Had quenched, at length, his boyish flame,

Nor knew, till seated by her side,

His heart in all save hope the same.

Byron.

Meanwhile David Lindsay had returned to his grandmother’s cottage, his soul filled with the image of the lovely girl he had just landed on the promontory.

“I shall go mad if it continues much longer,” he groaned. “Yes, it will craze me! If I could only escape and fly to new places and scenes that would not remind me of her so constantly, so bitterly! But I cannot leave my grandmother, who has no one but me. I must stay, though I am bound to the rack.

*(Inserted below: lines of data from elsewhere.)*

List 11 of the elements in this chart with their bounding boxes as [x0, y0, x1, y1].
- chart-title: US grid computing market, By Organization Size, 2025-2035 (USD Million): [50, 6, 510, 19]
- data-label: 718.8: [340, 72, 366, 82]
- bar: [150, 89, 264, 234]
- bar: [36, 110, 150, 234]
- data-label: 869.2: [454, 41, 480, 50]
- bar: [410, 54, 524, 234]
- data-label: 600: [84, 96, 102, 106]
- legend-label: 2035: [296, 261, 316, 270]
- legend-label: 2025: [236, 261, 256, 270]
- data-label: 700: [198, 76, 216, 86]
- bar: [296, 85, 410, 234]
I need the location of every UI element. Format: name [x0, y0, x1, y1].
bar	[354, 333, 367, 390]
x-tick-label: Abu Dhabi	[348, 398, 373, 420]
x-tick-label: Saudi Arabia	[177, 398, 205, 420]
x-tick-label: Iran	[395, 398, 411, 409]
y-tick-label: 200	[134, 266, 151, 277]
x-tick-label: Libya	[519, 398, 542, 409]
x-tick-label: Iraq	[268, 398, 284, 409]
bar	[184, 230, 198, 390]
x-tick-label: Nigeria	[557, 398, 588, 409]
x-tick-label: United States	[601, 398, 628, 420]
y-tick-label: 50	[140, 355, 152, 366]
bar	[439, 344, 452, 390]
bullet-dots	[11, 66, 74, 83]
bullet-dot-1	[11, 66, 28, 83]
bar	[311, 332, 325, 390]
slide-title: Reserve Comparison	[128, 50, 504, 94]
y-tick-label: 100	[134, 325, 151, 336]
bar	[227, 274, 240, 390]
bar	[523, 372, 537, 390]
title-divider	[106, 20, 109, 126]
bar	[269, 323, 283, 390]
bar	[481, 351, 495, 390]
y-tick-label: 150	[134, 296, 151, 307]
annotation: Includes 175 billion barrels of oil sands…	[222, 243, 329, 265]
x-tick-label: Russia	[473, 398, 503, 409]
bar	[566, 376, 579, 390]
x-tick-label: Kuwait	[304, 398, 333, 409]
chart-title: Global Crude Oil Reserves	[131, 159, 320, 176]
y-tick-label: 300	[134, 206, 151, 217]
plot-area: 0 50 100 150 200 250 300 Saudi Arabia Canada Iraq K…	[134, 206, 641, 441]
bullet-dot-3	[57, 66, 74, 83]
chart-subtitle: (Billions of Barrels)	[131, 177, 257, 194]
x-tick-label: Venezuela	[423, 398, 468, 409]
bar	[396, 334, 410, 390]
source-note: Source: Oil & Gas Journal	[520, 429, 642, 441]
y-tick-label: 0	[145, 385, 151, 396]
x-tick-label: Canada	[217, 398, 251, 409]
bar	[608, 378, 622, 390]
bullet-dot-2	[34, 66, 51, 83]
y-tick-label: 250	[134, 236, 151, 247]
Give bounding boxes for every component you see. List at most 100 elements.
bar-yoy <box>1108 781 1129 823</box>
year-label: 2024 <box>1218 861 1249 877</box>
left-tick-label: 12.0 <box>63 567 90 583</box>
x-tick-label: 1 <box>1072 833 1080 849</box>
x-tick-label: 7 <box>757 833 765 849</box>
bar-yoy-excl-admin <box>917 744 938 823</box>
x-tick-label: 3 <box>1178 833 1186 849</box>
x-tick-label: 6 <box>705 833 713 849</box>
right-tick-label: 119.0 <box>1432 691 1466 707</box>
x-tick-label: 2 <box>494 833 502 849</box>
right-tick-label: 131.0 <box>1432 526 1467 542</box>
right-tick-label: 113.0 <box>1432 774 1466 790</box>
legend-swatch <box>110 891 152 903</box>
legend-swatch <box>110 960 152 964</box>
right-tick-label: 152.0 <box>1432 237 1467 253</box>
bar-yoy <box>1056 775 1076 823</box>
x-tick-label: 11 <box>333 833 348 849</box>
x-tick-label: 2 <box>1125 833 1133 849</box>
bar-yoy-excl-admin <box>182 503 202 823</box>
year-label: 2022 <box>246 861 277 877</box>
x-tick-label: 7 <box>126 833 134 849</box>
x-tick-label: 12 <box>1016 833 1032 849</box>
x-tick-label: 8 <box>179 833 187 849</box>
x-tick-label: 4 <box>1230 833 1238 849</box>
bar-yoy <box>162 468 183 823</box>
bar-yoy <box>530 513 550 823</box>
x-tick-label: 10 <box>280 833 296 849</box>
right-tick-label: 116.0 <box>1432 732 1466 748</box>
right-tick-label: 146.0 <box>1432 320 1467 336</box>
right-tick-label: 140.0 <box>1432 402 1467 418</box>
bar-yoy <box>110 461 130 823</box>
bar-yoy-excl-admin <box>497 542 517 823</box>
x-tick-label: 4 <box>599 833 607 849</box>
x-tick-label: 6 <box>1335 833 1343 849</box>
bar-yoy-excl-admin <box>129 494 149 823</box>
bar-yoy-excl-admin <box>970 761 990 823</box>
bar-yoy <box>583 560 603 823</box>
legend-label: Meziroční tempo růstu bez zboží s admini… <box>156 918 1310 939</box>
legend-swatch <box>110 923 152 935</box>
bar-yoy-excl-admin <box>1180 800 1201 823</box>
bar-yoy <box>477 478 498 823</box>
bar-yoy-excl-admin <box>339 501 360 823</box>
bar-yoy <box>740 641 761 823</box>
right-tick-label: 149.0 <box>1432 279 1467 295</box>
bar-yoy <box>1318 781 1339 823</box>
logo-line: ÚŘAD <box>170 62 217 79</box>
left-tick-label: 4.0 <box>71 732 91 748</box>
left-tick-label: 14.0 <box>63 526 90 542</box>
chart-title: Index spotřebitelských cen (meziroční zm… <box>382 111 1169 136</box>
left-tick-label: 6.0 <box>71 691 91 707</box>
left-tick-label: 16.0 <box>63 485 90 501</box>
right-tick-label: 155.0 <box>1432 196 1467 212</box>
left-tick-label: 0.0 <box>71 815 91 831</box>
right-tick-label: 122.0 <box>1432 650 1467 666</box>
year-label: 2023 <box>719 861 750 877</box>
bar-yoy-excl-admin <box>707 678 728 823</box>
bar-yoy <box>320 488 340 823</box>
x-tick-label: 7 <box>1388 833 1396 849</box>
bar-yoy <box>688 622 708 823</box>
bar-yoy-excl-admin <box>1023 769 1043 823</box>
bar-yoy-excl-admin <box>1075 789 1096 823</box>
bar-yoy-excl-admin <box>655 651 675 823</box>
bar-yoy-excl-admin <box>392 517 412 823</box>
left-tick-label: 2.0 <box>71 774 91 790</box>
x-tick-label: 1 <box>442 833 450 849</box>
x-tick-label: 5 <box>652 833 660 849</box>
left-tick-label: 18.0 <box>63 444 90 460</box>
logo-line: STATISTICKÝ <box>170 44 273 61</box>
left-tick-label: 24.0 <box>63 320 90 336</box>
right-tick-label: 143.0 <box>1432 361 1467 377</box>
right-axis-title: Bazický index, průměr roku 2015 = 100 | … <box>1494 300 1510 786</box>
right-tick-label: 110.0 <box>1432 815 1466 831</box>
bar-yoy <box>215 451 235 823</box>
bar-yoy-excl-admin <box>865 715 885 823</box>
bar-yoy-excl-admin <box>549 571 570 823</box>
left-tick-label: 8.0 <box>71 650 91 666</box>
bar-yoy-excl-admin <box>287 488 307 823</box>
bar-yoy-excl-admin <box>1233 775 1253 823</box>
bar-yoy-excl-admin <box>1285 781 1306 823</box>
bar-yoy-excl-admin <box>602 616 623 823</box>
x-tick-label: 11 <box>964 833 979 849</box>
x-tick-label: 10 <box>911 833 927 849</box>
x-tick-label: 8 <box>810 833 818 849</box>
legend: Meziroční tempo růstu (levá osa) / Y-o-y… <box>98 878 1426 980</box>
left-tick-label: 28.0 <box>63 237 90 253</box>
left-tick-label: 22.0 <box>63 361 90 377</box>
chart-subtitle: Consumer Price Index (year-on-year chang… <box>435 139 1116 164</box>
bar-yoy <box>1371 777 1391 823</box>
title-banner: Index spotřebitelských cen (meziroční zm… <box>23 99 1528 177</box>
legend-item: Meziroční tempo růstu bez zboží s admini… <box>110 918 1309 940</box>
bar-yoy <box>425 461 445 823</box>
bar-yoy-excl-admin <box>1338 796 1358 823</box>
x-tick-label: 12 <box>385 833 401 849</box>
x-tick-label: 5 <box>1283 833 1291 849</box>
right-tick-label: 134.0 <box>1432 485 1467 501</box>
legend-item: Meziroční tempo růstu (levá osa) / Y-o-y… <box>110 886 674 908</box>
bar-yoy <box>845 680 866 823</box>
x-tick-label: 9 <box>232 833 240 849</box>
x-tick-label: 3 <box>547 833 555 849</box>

I must see my angel and not open my lips in adoration! I must suffer and not utter a cry! Why, it would insult her to tell her I love her! And yet in our innocent childhood she has set by me hours reading out of the same books. She kindled a soul under the poor fisher lad’s rough bosom!—a soul to love and to suffer the anguish of a lost Heaven in the loss of her. Oh, my little angel, did you know what you were doing? Oh, my little angel, my little angel, who am I that I should dare to love you? A poor, rude fisherman, to whom you came as a messenger from heaven to inspire him with intelligent life, with a soul to love and suffer. Oh! my darling, you fill my life! You are my life! I see your bright face shining in the darkness of my room at night. I hear your sweet voice ringing in the silence! What shall I do? Ah, Heaven, what shall I do? If I could ship on one of these schooners that touch here sometimes, and if I could go to new scenes where I should never meet her again, I might conquer this madness. But that is impossible at present. I must not fly from duty. I must stay here and meet whatever fate may have in store for me, and that is insanity or death, I think. Oh! I fear, I fear that I shall go mad some day, and in my madness tell her how I love her! And then—the deluge!”

So absorbed was the poor lad’s soul in his love and his woe, that it was a purely mechanical and unconscious work to row back to the islet, secure his boat, and walk up to the cot.

He did not “come to himself” until he had run his head against the door.

His grandmother opened it, smiled, and said:

“Come in, David, and see what the little lady has left here for me and for you.”